An infamous occurrence in the year 1948 — granted there were several during that time — may be one of the best kept secrets in the Mississippi Delta, or perhaps not.
Greenville native Beverly Lowry’s memoir entitled “Deer Creek Drive: A Reckoning of Memory and Murder in the Mississippi Delta,” unearths for readers — those who may be unfamiliar with the event — one of the most provoking instances in which moral eptitude in society was a foregone conclusion.
“Deer Creek Drive” chronicles not only her life, but a murder that “rocked” the region she called home and “forever shaped” her perception of it.
That murder was of Idella Thompson, who is dubbed as a society matron.
The suspect and eventual convicted killer was Thompson’s daughter, Ruth Dickins, who stabbed her mother “some 150” times and accused a black man of committing the vicious crime even though she was the only other person in the house at the time.

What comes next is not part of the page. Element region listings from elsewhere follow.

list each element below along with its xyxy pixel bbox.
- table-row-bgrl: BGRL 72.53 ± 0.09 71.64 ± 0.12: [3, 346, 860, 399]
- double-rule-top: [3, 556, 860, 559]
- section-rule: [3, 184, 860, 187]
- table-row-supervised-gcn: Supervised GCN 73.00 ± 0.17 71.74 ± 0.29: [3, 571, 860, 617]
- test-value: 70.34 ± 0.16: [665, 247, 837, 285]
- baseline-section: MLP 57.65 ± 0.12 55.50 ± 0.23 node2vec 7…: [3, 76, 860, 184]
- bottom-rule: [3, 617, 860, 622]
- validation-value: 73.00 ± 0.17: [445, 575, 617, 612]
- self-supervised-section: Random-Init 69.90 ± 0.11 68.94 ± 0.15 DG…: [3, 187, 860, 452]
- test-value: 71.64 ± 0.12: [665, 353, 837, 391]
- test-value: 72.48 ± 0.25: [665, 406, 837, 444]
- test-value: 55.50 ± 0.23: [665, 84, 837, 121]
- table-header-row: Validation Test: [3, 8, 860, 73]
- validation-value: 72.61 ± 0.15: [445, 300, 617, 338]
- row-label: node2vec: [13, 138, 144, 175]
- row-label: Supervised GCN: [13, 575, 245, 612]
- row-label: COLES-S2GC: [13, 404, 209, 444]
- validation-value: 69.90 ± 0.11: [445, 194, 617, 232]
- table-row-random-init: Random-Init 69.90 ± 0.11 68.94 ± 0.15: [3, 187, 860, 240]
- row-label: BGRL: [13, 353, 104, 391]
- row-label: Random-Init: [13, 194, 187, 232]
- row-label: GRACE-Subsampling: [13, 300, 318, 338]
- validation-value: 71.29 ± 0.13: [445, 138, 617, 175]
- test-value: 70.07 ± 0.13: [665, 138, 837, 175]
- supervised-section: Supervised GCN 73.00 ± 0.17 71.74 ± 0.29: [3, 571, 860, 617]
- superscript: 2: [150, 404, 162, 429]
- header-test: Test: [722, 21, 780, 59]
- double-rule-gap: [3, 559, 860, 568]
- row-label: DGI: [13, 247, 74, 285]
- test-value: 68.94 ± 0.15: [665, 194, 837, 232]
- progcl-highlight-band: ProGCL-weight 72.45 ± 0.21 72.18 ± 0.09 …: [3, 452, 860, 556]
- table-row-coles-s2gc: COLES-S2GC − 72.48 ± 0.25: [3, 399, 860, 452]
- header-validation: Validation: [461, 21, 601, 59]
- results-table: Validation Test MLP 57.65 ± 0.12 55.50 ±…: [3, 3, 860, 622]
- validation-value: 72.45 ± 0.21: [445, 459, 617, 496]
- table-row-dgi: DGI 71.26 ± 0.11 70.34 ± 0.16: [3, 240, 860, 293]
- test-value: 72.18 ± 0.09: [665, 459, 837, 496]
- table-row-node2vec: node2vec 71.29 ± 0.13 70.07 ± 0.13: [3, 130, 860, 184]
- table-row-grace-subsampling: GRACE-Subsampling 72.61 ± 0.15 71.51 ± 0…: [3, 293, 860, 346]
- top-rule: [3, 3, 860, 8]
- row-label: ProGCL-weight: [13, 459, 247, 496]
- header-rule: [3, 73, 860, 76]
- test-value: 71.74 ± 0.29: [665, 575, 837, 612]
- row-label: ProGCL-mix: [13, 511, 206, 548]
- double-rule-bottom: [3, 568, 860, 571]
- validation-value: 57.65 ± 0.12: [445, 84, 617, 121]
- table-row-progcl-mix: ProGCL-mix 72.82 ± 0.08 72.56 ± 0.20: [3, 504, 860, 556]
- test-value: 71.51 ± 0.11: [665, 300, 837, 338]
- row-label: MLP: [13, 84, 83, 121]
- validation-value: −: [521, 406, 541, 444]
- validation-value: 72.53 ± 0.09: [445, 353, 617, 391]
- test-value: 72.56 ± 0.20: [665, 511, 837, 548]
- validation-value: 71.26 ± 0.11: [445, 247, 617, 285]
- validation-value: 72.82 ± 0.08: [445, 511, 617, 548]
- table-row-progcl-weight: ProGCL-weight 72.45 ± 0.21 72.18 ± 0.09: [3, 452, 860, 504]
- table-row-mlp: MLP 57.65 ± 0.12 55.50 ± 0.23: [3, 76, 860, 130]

Lowry was asked if writing the memoir served as somewhat therapeutic given the troubling memory of the murder and how the subsequent events unfolded.
“I didn’t set out, when I began working on this book, to do therapy on myself or to heal old wounds, although it could be said that all books, whether fiction or nonfiction, emerge from the writer’s desire or need to deal with a particular event or question in her Life,” said Lowry. “This is now the third nonfiction book I’ve written which deals with a particularly horrific murder. The first one came out in 1992.”
She continued, “Since then I’ve often been asked why I write about such terrible events. I always respond the same way: because of the unimaginable, unforgettable crime that occurred only nine miles from my home in Greenville, Mississippi when I was 10, 11 years old.”
Now that Lowry has written about it, she cannot neither affirm she is healed nor that the “grisly details of the crime” no longer cause her to tremble in horror.
In fact, the details as well as the uncertainty of what exactly went on in Leland, on Deer Creek Drive, Nov. 17, 1948, still haunt her.
One thing her memoir indicates she is certain of is that nobody has “let go” of the memory and that even people too young to remember know about it.
Willingness among people to talk about the murder is another thing.
“That the two women’s homes were situated on what some Leland families consider the “wrong” side of the creek should also be noted. It is, of course, a measure of small-town snobbery that there exists, to some, a bad side of the best street in town, but the distinction is also significant in terms of current property values,” Lowry writes. “Houses on South Deer Creek Drive, according to a longtime realtor and lifelong resident, command a higher price. Asked why this was, she answered with a sigh, as if the reason should have been obvious. Because, she said, “Black people live on the north side.””
Lowry provides not only historical context in her memoir, but legal context as well.
From the architectural rendering of Thompson’s home presented as State’s Exhibit No. 1 on the first day of the trial to the reference of the Nov. 18, 1948 issue of the Delta Democrat Times, Lowry frames that moment in history in what could be called captivating detail.
What was it exactly that may have caused Lowry’s life and perception of home to be forever shaped by Thompson’s murder and the ensuing trial?
It could be easily deduced that she saw what it looked like for a certain group of people in society to cry out against due justice being applied and have someone in the highest levels of authority to actually heed those cries.
What she saw was just one of a myriad of examples of atrocities being the accepted norm of the Jim Crow South.
“The timeline of the book extends from 1948 when Jim Crow rules obtained, through 1956 and beyond, after the Brown decision changed everything throughout all of the Deep South states, racially, culturally, educationally…an avalanche of possibilities,” Lowry noted.
On what she hopes for readers to glean, she said, “The murder of Idella Thompson and the subsequent trial of her daughter, Ruth Dickins, reveal a great deal about the situation in the late forties and early fifties, especially in the coverage of both in newspapers and magazines. My own life gives the story, I think, not just a measure of personal experience during those years, but also a voice, speaking from now, looking back. I wanted to braid together those three narratives into one solid story.
”Lowry’s memoir has been reviewed by some of the most acclaimed and respected writers of this time including John Grisham, who is best known for “A Time to Kill.”
“Mix together a bloody murder in a privileged white family, a false accusation against a Black man, a suspicious town, a sensational trial with colorful lawyers, and a punishment that didn’t fit the crime, and you have the best of southern gothic fiction. But the very best part is that the story is true,” Grisham wrote in his blurb.
Lowry will be discussing her book on Aug. 20 at the Mississippi Book Festival, which will be held at the State Capitol Building and Grounds in Jackson.
She will also discuss her book on Aug. 24 at Square Books in Oxford.